Arthur évoquera aussi sur scène les rumeurs dont il a fait l'objet. "Et il y a eu pire que ma prétendue liaison avec une ministre !"

BRUXELLES Vous parlerez uniquement des nouvelles technologies dans votre spectacle ?

"Non. Je parlerai à nouveau de ma famille. Ça avait très bien marché dans le premier show. Et j'évoquerai une nouvelle fois le couple. Je parlerai des avantages et des inconvénients du mariage, ainsi que de la rupture."

C'est votre propre rupture avec Estelle qui vous a inspiré ce passage ?

"Pas du tout. J'ai commencé à écrire ce spectacle il y a 9 mois quand on n'était pas séparés. J'avais d'ailleurs fait lire à l'époque le sketch sur la rupture à Estelle et elle avait beaucoup ri."

Vous n'avez jamais regretté d'avoir mis en scène votre vie privée avec Estelle dans le premier spectacle ?

"J'avais joué du fait que tout le monde me connaît et sait qui est mon épouse. C'est tout. Mais je n'ai pas de regrets. Il y a d'ailleurs un sketch de mon ancien spectacle sur les ex et que je reprends à nouveau. Par contre, il est clair que je ne vais plus utiliser les séquences vidéo avec Estelle. De toute façon, après 150 représentations, c'est bien de faire autre chose."

À propos de votre vie privée, vous avez fait l'objet de rumeurs folles ces derniers mois...

"Oui et c'est d'ailleurs le premier sketch de mon spectacle ! J'y évoque les rumeurs et les paparazzis. Je n'y dis pas que les paparazzis sont des salauds, mais je montre aux gens à quel point on peut être crédule et croire tout et n'importe quoi. Je fais notamment allusion à la liaison qu'on m'a prêtée avec une ministre et dont on a dit que j'étais le père de son enfant."

Vous faites ici allusion à Rachida Dati. D'où vient, justement, selon vous, une pareille rumeur ?

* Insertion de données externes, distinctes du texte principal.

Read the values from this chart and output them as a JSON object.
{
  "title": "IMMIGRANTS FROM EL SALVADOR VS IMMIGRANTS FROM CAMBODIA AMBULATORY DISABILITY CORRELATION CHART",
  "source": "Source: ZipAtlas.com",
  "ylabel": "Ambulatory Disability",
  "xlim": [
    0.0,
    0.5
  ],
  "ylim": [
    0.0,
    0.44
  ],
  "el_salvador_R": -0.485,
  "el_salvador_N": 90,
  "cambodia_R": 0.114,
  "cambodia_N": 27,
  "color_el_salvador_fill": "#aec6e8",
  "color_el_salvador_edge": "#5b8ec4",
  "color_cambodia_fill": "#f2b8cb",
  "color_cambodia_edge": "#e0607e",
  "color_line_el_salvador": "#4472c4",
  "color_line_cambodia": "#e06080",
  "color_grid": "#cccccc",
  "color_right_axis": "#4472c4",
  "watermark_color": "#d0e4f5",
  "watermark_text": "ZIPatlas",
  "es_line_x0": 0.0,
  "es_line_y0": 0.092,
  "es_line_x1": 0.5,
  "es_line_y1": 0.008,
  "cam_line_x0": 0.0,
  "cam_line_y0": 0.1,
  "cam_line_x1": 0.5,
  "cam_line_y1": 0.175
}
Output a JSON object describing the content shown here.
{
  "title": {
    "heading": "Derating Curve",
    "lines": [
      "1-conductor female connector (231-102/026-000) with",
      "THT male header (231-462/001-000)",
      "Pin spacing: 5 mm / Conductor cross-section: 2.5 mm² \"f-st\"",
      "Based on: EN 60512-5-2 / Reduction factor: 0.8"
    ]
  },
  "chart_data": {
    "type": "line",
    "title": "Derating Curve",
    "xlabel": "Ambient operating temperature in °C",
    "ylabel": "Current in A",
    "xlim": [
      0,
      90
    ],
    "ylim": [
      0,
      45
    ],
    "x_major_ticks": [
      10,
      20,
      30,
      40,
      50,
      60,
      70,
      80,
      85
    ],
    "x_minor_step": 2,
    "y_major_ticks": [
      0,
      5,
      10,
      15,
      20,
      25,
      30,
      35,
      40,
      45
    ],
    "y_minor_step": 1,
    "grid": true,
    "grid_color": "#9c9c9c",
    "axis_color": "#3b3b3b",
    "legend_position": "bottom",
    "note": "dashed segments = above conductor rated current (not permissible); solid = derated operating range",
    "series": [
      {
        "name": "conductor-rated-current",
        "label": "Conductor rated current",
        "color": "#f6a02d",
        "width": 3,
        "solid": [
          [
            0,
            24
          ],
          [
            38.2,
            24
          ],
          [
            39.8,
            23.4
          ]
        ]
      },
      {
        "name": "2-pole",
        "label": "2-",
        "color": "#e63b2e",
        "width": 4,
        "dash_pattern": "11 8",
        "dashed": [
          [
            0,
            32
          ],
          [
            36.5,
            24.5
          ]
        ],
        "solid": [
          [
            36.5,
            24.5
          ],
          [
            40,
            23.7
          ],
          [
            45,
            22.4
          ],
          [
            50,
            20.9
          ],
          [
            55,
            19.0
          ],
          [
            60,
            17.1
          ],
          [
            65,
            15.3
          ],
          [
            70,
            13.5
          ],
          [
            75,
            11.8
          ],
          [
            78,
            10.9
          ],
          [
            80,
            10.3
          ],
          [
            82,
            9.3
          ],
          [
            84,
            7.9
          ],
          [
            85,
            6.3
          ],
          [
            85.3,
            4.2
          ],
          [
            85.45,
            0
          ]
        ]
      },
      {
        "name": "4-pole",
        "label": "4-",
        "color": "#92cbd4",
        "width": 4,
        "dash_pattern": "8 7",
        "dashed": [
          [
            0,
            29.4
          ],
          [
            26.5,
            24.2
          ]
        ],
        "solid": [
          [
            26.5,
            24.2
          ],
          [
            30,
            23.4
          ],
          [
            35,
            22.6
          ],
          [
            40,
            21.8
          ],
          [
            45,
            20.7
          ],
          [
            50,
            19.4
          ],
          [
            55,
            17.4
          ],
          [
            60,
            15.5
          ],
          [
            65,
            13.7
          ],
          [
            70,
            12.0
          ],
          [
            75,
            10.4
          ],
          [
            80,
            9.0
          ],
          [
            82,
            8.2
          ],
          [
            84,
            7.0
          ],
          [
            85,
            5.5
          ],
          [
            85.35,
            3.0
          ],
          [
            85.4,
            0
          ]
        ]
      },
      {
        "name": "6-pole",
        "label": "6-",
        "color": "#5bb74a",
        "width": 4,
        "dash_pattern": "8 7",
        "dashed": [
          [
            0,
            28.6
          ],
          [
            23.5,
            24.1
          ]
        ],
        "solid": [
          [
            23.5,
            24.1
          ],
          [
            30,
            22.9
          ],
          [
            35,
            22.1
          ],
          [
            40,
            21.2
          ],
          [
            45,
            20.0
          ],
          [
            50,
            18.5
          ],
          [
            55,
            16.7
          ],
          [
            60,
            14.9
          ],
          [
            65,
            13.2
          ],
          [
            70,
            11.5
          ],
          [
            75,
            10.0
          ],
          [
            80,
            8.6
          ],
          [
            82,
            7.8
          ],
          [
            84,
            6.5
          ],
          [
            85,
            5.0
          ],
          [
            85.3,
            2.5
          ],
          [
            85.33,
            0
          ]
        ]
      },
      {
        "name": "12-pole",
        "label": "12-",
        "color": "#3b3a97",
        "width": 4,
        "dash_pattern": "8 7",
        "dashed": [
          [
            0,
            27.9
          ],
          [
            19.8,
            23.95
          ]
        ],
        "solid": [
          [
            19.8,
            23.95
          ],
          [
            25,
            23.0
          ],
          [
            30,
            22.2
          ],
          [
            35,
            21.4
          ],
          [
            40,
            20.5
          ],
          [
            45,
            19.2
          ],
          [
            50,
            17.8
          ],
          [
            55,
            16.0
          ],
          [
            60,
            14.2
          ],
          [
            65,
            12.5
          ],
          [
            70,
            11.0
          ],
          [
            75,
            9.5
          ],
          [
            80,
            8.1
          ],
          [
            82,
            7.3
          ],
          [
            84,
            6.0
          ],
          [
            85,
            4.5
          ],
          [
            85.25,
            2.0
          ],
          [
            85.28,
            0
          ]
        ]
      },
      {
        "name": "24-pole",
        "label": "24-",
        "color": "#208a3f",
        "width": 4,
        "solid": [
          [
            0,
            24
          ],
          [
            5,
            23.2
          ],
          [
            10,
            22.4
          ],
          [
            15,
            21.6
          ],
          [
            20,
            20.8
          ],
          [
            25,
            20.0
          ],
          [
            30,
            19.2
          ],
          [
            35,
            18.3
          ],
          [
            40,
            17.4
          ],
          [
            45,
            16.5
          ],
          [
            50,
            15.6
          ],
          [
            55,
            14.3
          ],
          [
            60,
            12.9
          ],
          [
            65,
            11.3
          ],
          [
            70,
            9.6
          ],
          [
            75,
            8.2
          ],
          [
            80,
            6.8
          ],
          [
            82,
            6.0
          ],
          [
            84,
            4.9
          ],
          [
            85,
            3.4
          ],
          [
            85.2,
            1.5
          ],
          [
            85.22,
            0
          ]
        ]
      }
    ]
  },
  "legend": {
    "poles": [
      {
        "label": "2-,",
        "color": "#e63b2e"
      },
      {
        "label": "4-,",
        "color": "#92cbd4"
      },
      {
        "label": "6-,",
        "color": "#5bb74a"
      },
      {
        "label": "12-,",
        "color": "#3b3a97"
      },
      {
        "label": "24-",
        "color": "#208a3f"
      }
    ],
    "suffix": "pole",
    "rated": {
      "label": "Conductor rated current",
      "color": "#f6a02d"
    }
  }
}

"Je n'en sais rien. Peut-être parce que je la connais un peu. Mais si je devais être le père des enfants de toutes mes copines, j'aurais une armée ! Cela dit, ce n'est pas la rumeur qui m'a le plus perturbé. Qu'on dise que j'ai eu une liaison avec une ministre, ça me fait encore sourire, même si je ne trouve pas ça bien pour le vrai père de l'enfant et la maman. Mais ce qui m'a le plus blessé, c'est quand Le Figaro a écrit que j'avais vendu mon appartement à Vladimir Poutine ! Comment peut-on écrire ça ? On est au-delà de la rumeur, on est dans la folie pure."

Vous pensez qu'Internet a encore aggravé la situation ?

"Aujourd'hui, les journalistes utilisent Internet pour sortir des infos souvent fausses qu'ils ne pourraient pas mettre dans leurs journaux. Internet est devenu de façon générale le lieu suprême de la délation. Sous couvert d'anonymat, on écrit les pires horreurs. Tapez Arthur + juif et vous verrez."

Vous pensez que vous payez votre soutien à Sarkozy ?

"Non. Nicolas Sarkozy, je l'ai connu il y a 10 ans quand il était maire de Neuilly. La vie a fait qu'on a sympathisé. J'ai voté pour un homme que j'apprécie, en qui j'ai confiance. Si un de vos amis se présente aux élections, vous allez voter pour lui, non ?"

Vous avez l'impression que lorsqu'on est artiste, on ne peut pas soutenir un homme de droite ?

"C'est très français. Historiquement, les artistes sont de gauche. Sauf quand ils payent leurs impôts, où là ils ont de grosses pensées de droite. Mais ce n'est pas très grave."